The Agency for Defense Development has developed the medium-range surface-to-air missile dubbed "Cheongung" or "Iron Hawk" II, a spokesman said on Thursday. Korea is the fifth country after Russia, France, Taiwan and Japan to have developed such a weapon. The U.S. is currently developing a high-tech medium-range surface-to-air missile in cooperation with Italy and Germany.
The Cheongung missile will be deployed from 2013. In the second phase from next year until 2018, the ADD plans to turn the Cheongung into a ballistic interceptor missile, which would lay the groundwork for a Korean version of the Patriot Advanced Capability (PAC)-3.
The Cheongung has a range of up to about 40 km and is aimed at intercepting aircraft flying at an altitude between 10-15 km. It cost W430 billion (US$1=W1,163) to develop over five years. It will replace the American-made Hawk, which has been the Air Force's main surface-to-air weapon since 1964.
The ADD began development of the Cheongung in 2006, but started research in 2001 based on Russia's S-400 missile system. In cooperation with Russia, a Korean engineering team replaced a massive Russian radar system with a small device, which can be installed on a truck. The team also began research on a missile propulsion system based on the small Russian-made 9M96 missile. The radar is installed at the head of the missile to let it trace its own target.
Each Cheongung battery consists of a multi-function radar, a firing control system, a launch pad, and eight missiles, according to Lee Hee-chul of the ADD. The multi-function radar is capable of detecting and tracing incoming enemy aircraft, identifying friend or foe, and guiding missiles. It can intercept up to six aircraft simultaneously, whereas the Hawk can intercept only one at a time.
The Cheongung has a vertical launching system. Once it is launched into air based on a piston system, the missile's rocket motor ignites and the missile is guided by the radar. The missile can change direction quickly and has little chance of being detected by the enemy because it gives off little flare.

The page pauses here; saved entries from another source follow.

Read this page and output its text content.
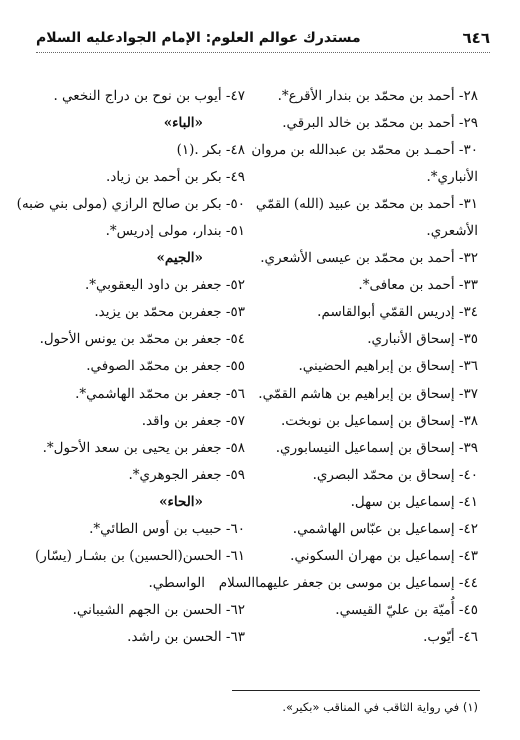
٦٤٦
مستدرك عوالم العلوم: الإمام الجوادعليه السلام
٢٨- أحمد بن محمّد بن بندار الأقرع*.
٢٩- أحمد بن محمّد بن خالد البرقي.
٣٠- أحمـد بن محمّد بن عبدالله بن مروان
الأنباري*.
٣١- أحمد بن محمّد بن عبيد (الله) القمّي
الأشعري.
٣٢- أحمد بن محمّد بن عيسى الأشعري.
٣٣- أحمد بن معافى*.
٣٤- إدريس القمّي أبوالقاسم.
٣٥- إسحاق الأنباري.
٣٦- إسحاق بن إبراهيم الحضيني.
٣٧- إسحاق بن إبراهيم بن هاشم القمّي.
٣٨- إسحاق بن إسماعيل بن نوبخت.
٣٩- إسحاق بن إسماعيل النيسابوري.
٤٠- إسحاق بن محمّد البصري.
٤١- إسماعيل بن سهل.
٤٢- إسماعيل بن عبّاس الهاشمي.
٤٣- إسماعيل بن مهران السكوني.
٤٤- إسماعيل بن موسى بن جعفر عليهماالسلام
٤٥- أُميّة بن عليّ القيسي.
٤٦- أيّوب.
٤٧- أيوب بن نوح بن دراج النخعي .
«الباء»
٤٨- بكر .(١)
٤٩- بكر بن أحمد بن زياد.
٥٠- بكر بن صالح الرازي (مولى بني ضبه)
٥١- بندار، مولى إدريس*.
«الجيم»
٥٢- جعفر بن داود اليعقوبي*.
٥٣- جعفربن محمّد بن يزيد.
٥٤- جعفر بن محمّد بن يونس الأحول.
٥٥- جعفر بن محمّد الصوفي.
٥٦- جعفر بن محمّد الهاشمي*.
٥٧- جعفر بن واقد.
٥٨- جعفر بن يحيى بن سعد الأحول*.
٥٩- جعفر الجوهري*.
«الحاء»
٦٠- حبيب بن أوس الطائي*.
٦١- الحسن(الحسين) بن بشـار (يسّار)
الواسطي.
٦٢- الحسن بن الجهم الشيباني.
٦٣- الحسن بن راشد.
(١) في رواية الثاقب في المناقب «بكير».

Equipped with anti-electronic warfare capabilities, the missile system can keep functioning despite electronic jamming maneuvers.
The ADD plans to further develop the Cheongung as a PAC-3-level ballistic interceptor missile. It will have to increase the Cheongung's altitude to 30 km and its range to 100-150 km.
A military source said seven out of eight Cheongung missiles hit targets in firing tests using "hit-to-kill" technology. Hit-to-kill is a key technology in the missile interception system. The ADD is carrying out comprehensive tests using computer-based modeling and simulation in efforts to achieve similar test results without the need for live firing tests, which cost hundreds of billions.
The ADD believes the Cheongung is worth W3.74 trillion to Korea, about 4.5 times the investment amount, because it saves money on imports.